Rz. 45
Gemäß § 117 WpHG i. V. m. § 115 Abs. 2 Nr. 3 WpHG (bis 2.1.2018 §§ 37y und 37w WpHG) hat ein Halbjahresfinanzbericht wie ein Jahresfinanzbericht eine den Vorgaben des § 264 Abs. 2 Satz 3 HGB und des § 289 Abs. 1 Satz 5 HGB entsprechende Erklärung zu enthalten. Bei dieser Erklärung handelt es sich um die sogenannte "Versicherung der gesetzlichen Vertreter", die auch kurz als Bilanzeid bezeichnet wird. Dabei hat sich der europäische Normengeber insbesondere von dem US-Amerikanischen Sarbanes-Oxley Act 2002 leiten lassen. DRS 16.56 enthält den entsprechenden Text, den die zur Zwischenberichterstattung verpflichteten Gesellschaften im Halbjahresfinanzbericht übernehmen sollten. Da dem Adressaten der Zwischenberichterstattung in der Regel nicht sämtliche gesetzlichen Vorschriften geläufig sind, trägt die Beschränkung der Versicherung der Geschäftsführung nur auf den Halbjahresfinanzbericht eher zur Verwirrung bei, als dass diese zusätzliches Vertrauen – wie von den Normengebern eigentlich beabsichtigt – schafft. Gerade, wenn der Emittent sich für eine Quartalsberichterstattung entscheidet oder er dazu aufgrund von Zulassungsfolgepflichten einzelner Börsensegmente verpflichtet ist, sollte diese nach Ansicht des Verfassers auch den Text des Bilanzeides wie bei einem Halbjahresfinanzbericht enthalten.
Rz. 46
Da bereits in der Vergangenheit die gesetzlichen Vertreter die Verantwortung für die externe Unternehmensrechnung trugen, darf die Sinnhaftigkeit der Versicherung der gesetzlichen Vertreter (Bilanzeid) jedoch bezweifelt werden. Nach bestem Wissen muss der gesamte Vorstand versichern, dass der Konzernzwischenabschluss ein den tatsächlichen Verhältnissen entsprechendes Bild der Vermögens-, Finanz- und Ertragslage des Unternehmens bietet. Das Gleiche gilt auch für den innerhalb der unterjährigen externen Rechnungslegung hinzugekommenen Zwischenlagebericht.
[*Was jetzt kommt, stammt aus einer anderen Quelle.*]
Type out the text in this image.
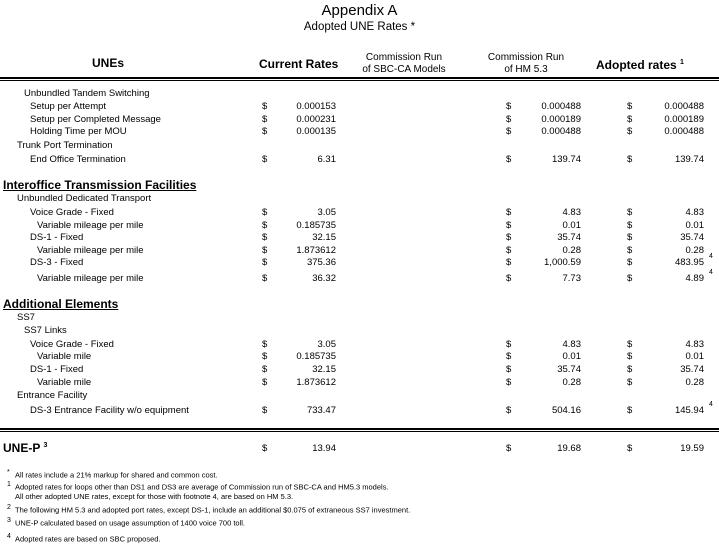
Appendix A
Adopted UNE Rates *
UNEs	Current Rates	Commission Run
of SBC-CA Models
Commission Run
of HM 5.3	Adopted rates $^1$
Unbundled Tandem Switching
Setup per Attempt	$	0.000153	$	0.000488	$	0.000488
Setup per Completed Message	$	0.000231	$	0.000189	$	0.000189
Holding Time per MOU	$	0.000135	$	0.000488	$	0.000488
Trunk Port Termination
End Office Termination	$	6.31	$	139.74	$	139.74
Unbundled Dedicated Transport
Voice Grade - Fixed	$	3.05	$	4.83	$	4.83
Variable mileage per mile	$	0.185735	$	0.01	$	0.01
DS-1 - Fixed	$	32.15	$	35.74	$	35.74
Variable mileage per mile	$	1.873612	$	0.28	$	0.28
DS-3 - Fixed	$	375.36	$	1,000.59	$	483.95
4
Variable mileage per mile	$	36.32	$	7.73	$	4.89
4
SS7
SS7 Links
Voice Grade - Fixed	$	3.05	$	4.83	$	4.83
Variable mile	$	0.185735	$	0.01	$	0.01
DS-1 - Fixed	$	32.15	$	35.74	$	35.74
Variable mile	$	1.873612	$	0.28	$	0.28
Entrance Facility
DS-3 Entrance Facility w/o equipment	$	733.47	$	504.16	$	145.94
4
Interoffice Transmission Facilities
Additional Elements
UNE-P $^3$	$	13.94	$	19.68	$	19.59
* All rates include a 21% markup for shared and common cost.
1 Adopted rates for loops other than DS1 and DS3 are average of Commission run of SBC-CA and HM5.3 models.
All other adopted UNE rates, except for those with footnote 4, are based on HM 5.3.
2 The following HM 5.3 and adopted port rates, except DS-1, include an additional $0.075 of extraneous SS7 investment.
3 UNE-P calculated based on usage assumption of 1400 voice 700 toll.
4 Adopted rates are based on SBC proposed.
Darüber hinaus erstreckt sich die Versicherung auch auf die Angabe sowie die Darstellung der wesentlichen Chancen und Risiken der voraussichtlichen Geschäftsentwicklung des Unternehmens. Gerade der letzte Teil erweist sich dabei als problematisch, da es sich hierbei um Prognosen handelt. Die Formulierung "nach bestem Wissen" beschränkt eventuelle Strafen grundsätzlich nur auf vorsätzliches, nicht dagegen auf fahrlässiges Handeln des Vorstands bei der Abgabe der Erklärung. Durch die Beschränkung der Erklärung auf das Wissen des Vorstands geht die Wirkung grundsätzlich nicht weiter als bei der Unterzeichnung des Jahresabschlusses nach § 245 HGB. Dabei können bestimmte Fehler nach § 334 Abs. 1 HGB als Ordnungswidrigkeit geahndet werden. Auch Straftaten kommen nach § 331 HGB in Betracht, die mit Freiheits- oder Geldstrafe bewährt sind. In diesen Fällen ist der Jahresabschluss regelmäßig nichtig. Entsprechendes gilt nun wohl auch für die Halbjahresfinanzberichterstattung von Inlandsemittenten. Somit kommt dem sogenannten Bilanzeid im Ergebnis mehr eine Signalfunktion denn einer materiellen Verschärfung der bereits in der Vergangenheit bestehenden gesetzlichen Bestimmungen zu.
Rz. 47
Die Erklärung der Geschäftsführung zur Rechnungslegung, die zumindest für den Halbjahresfinanzbericht verpflichtend ist, geht nach deutschem Recht weiter als von der EU-Transparenzrichtlinie vorgegeben. Denn in Deutschland schließt der sogenannte Bilanzeid die Richtigkeit und Vollständigkeit der wesentlichen Chancen und Risiken nach der unter Wissensvorbehalt stehenden Beurteilung des Vorstands mit ein.
Rz. 48
Weder die Regelungen in den §§ 115 ff. WpHG (bis 2.1.2018 § 37w WpHG) noch DRS 16 schreiben ausdrücklich die Unterzeichnung des Zwischenberichts durch den Vorstand vor, wie es § 245 HGB für den Jahresabschluss tut. Das Gleiche gilt auch für Zwischenberichte nach IAS 34. Die Unterzeichnung des Zwischenberichts durch den Vorstand wird jedoch durch die Verfasser empfohlen, denn was ist ein Bilanzeid ohne ausdrückliche Autorisierung durch die Verantwortlichen wert? Dies kann zusätzlich auch als vertrauensbildende Maßnahme gegenüber dem Kapitalmarkt gesehen werden.